Third, exercise independent judgement on safety and wellbeing. The departures of senior safety staff from the two leading AI companies are a signal that should be taken seriously. If the people employed to make these systems safe believe internal mechanisms are insufficient, schools and training providers should not assume otherwise. Review your AI acceptable use policies. Evaluate the tools you use against the evidence, not the marketing. The Averi initiative may in time provide an independent auditing framework. In the meantime, apply the same rigour to AI tool adoption that you would to any other safeguarding decision.

Operational step: Establish a standing review of every AI tool used in your institution. Ask three questions: What data does it collect? What safeguards does the provider have in place, and who is accountable for them? And what happens to our learners if this tool changes, degrades, or disappears? If you cannot answer all three with confidence, the tool is not ready for your setting.

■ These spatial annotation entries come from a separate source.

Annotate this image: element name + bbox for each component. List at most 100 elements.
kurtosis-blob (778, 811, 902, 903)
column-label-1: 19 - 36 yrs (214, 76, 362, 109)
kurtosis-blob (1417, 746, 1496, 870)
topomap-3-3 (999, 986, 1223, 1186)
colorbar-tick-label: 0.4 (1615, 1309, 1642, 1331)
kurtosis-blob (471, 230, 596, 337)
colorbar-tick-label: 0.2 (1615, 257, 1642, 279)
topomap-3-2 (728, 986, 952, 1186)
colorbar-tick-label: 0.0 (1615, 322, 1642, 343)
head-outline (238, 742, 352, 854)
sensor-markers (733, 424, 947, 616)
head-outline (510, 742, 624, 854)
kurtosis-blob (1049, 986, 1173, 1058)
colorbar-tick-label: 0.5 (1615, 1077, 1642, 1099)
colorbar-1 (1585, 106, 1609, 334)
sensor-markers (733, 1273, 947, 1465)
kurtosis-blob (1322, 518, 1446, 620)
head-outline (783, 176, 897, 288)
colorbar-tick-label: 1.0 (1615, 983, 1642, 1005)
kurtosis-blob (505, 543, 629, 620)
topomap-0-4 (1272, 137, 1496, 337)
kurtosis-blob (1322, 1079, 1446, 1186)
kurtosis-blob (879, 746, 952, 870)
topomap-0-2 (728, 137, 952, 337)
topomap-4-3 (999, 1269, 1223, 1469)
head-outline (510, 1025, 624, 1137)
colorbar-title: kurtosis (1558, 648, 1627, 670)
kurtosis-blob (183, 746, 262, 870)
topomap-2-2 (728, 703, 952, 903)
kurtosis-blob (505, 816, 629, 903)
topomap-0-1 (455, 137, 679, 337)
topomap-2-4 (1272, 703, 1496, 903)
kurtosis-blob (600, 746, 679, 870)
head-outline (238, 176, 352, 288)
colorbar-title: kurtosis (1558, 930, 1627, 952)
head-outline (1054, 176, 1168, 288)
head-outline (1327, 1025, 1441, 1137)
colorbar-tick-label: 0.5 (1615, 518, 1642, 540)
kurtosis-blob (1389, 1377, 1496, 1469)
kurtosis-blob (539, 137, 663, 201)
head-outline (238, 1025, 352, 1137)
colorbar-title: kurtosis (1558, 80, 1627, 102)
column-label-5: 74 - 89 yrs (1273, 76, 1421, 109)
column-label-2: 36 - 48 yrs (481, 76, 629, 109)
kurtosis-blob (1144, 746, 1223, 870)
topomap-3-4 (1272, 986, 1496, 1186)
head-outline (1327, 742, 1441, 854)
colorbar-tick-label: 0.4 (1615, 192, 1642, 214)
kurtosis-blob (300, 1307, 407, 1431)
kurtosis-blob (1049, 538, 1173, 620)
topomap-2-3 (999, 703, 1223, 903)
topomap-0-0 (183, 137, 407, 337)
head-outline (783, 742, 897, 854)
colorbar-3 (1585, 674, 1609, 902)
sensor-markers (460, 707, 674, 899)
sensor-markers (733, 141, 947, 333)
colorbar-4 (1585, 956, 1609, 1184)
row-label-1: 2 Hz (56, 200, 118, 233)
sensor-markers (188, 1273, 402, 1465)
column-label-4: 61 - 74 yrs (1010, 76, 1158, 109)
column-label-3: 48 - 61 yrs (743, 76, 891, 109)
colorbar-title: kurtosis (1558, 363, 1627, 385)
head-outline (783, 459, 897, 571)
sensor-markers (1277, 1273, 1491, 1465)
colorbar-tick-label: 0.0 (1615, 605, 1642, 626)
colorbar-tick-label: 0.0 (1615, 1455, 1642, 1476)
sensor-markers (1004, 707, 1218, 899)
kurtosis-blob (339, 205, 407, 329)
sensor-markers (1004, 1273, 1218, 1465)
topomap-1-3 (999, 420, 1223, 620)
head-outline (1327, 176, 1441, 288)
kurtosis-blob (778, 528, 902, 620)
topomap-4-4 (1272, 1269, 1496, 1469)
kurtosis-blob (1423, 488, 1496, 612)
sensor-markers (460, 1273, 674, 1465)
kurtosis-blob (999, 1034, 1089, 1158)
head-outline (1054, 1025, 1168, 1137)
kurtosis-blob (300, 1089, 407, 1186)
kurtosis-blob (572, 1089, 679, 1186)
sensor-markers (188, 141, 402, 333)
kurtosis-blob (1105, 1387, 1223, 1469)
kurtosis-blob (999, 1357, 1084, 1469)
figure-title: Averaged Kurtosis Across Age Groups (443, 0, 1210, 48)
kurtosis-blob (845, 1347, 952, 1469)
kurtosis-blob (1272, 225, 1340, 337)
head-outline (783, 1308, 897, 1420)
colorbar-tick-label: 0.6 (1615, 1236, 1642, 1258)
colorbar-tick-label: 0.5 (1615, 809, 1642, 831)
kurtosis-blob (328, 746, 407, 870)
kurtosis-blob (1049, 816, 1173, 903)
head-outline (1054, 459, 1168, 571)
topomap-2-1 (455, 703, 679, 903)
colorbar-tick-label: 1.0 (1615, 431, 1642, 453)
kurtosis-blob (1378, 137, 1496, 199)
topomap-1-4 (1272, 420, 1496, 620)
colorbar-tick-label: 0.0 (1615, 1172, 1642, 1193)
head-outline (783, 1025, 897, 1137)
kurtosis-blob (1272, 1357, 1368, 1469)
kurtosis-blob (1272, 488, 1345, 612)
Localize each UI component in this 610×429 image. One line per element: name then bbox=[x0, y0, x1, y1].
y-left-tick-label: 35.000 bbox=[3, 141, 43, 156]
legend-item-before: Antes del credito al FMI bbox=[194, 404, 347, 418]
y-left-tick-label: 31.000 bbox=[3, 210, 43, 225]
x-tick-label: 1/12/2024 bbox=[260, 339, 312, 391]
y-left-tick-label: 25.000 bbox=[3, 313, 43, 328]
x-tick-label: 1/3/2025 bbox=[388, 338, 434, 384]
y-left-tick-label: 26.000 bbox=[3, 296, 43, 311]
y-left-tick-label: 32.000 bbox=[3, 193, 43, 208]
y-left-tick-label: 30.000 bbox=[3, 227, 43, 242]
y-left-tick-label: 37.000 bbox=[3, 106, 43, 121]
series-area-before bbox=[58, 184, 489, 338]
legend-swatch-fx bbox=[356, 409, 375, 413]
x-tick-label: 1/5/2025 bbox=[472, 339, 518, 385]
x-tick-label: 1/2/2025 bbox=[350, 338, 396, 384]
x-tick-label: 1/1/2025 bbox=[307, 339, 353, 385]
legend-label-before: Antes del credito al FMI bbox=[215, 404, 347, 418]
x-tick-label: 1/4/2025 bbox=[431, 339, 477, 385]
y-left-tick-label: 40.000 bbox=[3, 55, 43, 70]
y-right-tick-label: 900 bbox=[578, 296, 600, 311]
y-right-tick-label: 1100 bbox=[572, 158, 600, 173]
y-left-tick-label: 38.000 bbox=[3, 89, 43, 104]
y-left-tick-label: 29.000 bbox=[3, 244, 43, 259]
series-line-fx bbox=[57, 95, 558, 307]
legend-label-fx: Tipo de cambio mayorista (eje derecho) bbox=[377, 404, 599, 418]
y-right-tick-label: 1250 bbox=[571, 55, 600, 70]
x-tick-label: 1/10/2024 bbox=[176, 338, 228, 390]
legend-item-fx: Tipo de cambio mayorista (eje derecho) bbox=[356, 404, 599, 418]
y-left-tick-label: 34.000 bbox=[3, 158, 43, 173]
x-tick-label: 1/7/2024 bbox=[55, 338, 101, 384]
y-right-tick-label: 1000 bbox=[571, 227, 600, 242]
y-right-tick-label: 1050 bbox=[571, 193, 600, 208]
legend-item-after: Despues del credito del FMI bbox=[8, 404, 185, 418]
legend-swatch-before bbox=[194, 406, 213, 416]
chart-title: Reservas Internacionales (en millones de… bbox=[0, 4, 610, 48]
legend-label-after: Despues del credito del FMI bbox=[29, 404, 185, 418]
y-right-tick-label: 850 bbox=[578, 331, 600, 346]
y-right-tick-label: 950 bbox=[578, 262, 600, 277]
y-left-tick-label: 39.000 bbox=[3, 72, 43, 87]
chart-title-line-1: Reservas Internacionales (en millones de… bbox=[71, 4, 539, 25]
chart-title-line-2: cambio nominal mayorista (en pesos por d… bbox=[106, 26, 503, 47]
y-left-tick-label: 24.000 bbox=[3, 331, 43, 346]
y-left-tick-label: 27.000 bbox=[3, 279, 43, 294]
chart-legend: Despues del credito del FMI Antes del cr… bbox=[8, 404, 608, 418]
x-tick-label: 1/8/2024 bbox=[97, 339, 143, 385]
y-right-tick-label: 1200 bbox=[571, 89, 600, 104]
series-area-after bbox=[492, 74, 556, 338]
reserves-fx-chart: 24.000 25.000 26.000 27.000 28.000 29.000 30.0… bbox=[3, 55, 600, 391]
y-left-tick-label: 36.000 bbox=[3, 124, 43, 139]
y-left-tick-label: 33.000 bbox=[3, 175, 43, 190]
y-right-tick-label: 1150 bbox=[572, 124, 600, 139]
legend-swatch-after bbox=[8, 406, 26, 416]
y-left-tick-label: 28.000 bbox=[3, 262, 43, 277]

The courage to think slowly

 

In January, I ended with the Challenger engineers who had the courage to speak up. This month, I want to end with a different kind of courage: the courage to think slowly in an age that rewards speed.

The cognitive paradox is real, but it is not a death sentence. It is a design challenge. AI does not have to degrade our thinking. It does so when it is adopted without attention to how people actually learn, focus, and make decisions. The same technology, used with deliberate cognitive objectives, can do the opposite: it can free up time for deeper work, surface harder questions, and make complex problems more tractable.

The difference between those two outcomes is not the model, the vendor, or the prompt. It is whether someone in the room asked, before the tool was deployed: what do we want people to be thinking while they use this?

William Stanley Jevons warned us 160 years ago. Efficiency does not reduce demand. It increases it. The question for education is not whether AI will change how we think. It already is. The question is whether we will be deliberate about the direction.

The 88 per cent of organisations using AI will not all become the 6 per cent generating real value. The ones that do will not be those with the most sophisticated models or the fastest agents. They will be the ones that invested in the cognitive resilience of their people: the ability to focus, to evaluate, to resist the pull of the next notification, and to think carefully before acting.

The technology is ready. The question is whether we will design its use around the thinking that matters most.